Joel es estudiante de Enfermería y nieto del enfermero del pueblo. Se inició como gestor en octubre de 2023. “Una de las motivaciones que me llevaron a ser gestor fue conocer más sobre nuestra historia”, explica.
Los gestores se organizan de manera rotativa. “Cumplimos diferentes turnos que van rotando. Si me toca de lunes a viernes, estoy de 9 a 12 y los fines de semana, de 9 a 12.30 y de 14 a 18”, detalla.
Tejidos, casas y comidas
La comunidad eligió tres grandes temas para mostrar en el museo. Una sala está dedicada a los tejidos, las tinturas y las formas de tejer. Las otras dos abordan las comidas tradicionales y las casas, con sus modos de construcción a lo largo de la historia.

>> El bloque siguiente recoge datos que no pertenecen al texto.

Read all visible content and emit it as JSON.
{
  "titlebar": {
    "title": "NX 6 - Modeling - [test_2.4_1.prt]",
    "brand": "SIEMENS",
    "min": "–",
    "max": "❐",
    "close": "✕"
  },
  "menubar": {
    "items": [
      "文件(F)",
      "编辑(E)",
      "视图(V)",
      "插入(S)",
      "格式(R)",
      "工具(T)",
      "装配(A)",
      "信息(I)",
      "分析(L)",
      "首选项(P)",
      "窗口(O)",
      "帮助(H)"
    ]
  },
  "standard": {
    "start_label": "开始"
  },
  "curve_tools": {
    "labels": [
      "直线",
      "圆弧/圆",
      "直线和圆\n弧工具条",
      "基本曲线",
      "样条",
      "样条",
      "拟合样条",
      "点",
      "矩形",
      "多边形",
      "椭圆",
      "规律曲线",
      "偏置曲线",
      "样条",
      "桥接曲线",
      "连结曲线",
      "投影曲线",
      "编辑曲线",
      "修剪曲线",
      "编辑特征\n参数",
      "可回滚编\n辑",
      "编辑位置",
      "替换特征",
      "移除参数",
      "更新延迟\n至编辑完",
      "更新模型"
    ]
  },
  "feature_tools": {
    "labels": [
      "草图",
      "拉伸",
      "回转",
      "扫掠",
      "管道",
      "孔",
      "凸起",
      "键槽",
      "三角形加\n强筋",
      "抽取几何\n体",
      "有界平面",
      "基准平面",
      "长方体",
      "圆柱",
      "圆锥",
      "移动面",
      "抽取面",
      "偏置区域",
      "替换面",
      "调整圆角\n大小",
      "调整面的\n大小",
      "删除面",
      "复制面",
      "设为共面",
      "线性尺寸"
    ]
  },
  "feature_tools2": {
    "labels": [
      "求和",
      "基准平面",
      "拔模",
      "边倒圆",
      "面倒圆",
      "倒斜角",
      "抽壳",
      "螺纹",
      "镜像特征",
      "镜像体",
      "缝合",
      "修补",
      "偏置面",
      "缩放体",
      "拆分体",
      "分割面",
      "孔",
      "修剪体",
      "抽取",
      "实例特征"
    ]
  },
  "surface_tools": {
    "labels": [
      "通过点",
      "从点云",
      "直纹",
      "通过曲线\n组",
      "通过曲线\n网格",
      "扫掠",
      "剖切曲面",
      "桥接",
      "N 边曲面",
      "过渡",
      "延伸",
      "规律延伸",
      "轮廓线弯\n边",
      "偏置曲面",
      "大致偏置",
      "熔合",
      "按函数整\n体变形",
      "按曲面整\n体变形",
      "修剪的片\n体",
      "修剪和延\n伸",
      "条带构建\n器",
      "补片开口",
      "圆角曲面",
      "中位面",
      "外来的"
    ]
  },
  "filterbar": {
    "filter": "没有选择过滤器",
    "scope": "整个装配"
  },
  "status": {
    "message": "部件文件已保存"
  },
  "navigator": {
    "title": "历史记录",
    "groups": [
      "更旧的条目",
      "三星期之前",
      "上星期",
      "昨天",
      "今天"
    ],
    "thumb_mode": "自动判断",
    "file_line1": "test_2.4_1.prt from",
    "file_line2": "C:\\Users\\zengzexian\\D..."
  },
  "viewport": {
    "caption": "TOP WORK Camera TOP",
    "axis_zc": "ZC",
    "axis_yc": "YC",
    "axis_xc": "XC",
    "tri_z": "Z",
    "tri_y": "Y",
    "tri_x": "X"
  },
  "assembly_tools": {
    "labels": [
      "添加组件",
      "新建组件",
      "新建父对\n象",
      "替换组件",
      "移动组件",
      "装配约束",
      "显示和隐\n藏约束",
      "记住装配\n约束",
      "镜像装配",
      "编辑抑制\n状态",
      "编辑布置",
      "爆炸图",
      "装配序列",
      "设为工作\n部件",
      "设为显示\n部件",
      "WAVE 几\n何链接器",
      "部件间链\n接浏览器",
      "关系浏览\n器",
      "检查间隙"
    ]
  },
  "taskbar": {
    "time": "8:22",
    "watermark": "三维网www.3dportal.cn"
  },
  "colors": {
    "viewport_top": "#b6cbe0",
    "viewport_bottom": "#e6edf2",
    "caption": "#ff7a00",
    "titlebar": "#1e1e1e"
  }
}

Se construyó un telar similar al que usan las familias en sus hogares, para que los visitantes conozcan todo el proceso artesanal, desde el hilado y los tintes naturales hasta la confección de mantas llamadas puyos. En las salas hay videos pedagógicos y maquetas. Se cuenta la historia de las viviendas desde tiempos prehispánicos hasta el presente, la cultura culinaria rural y el uso de plantas nativas. Aparecen comidas típicas como el charqui, el ancacho, el anchi y otras preparaciones ligadas a la vida cotidiana del valle.
Viajeros curiosos
El flujo de visitantes cambia según la época del año. “Un día tranquilo recibo a una persona, uno más movido, a tres. En verano se acerca mucha gente de Buenos Aires y vienen turistas de otros países como Alemania, Brasil y Rusia”, cuenta Joel. Durante las vacaciones, estacionan colectivos de tours con contingentes de distintos puntos del país y del extranjero.
El recorrido suele durar entre 10 y 15 minutos, aunque depende del tiempo y la disposición de cada viajero. “Los visitantes agradecen y nos felicitan por conservar las costumbres y mostrarlas. Les gusta que mantengamos nuestras raíces”, dice. “Muchos llegan porque les llama la atención el edificio al costado de la ruta. Se acercan sin saber qué es”, agrega.
Uno de los aspectos que más sorprende es el origen de las piezas. “La particularidad que tiene el museo es que todos los elementos son donados y eso llama la atención”, señala. Las preguntas son constantes. “Los turistas preguntan si las prácticas que ven en el museo se siguen haciendo en la actualidad. Son curiosos, muchos quieren saber todo y eso me obliga a investigar lo que no sé”, detalla.
Señas y palabras simples
Las anécdotas también forman parte del trabajo cotidiano. “Una vez me pasó que llegó gente y yo empecé a hablar normal. Después de un rato de estar callados me dijeron que no hablaban español, creo que eran rusos”, recuerda. “Con palabras simples y señas les mostré las cosas y los videos explicativos. Hay tarjetas que están en inglés y les doy para que lean los que saben, también”, cuenta.
El Valle de El Bolsón comprende diferentes poblados que dependen del municipio de Villa Vil. Allí, el museo rural se consolidó dentro de una corriente que busca que las personas tomen control de su patrimonio y proyecten su futuro desde la memoria compartida. Ese trabajo fue reconocido como una buena práctica en el mundo de los museos e incluido en un proyecto del British Museum. A la orilla de la ruta, en silencio y sin apuro, el museo cuenta una parte de la historia del Noroeste argentino.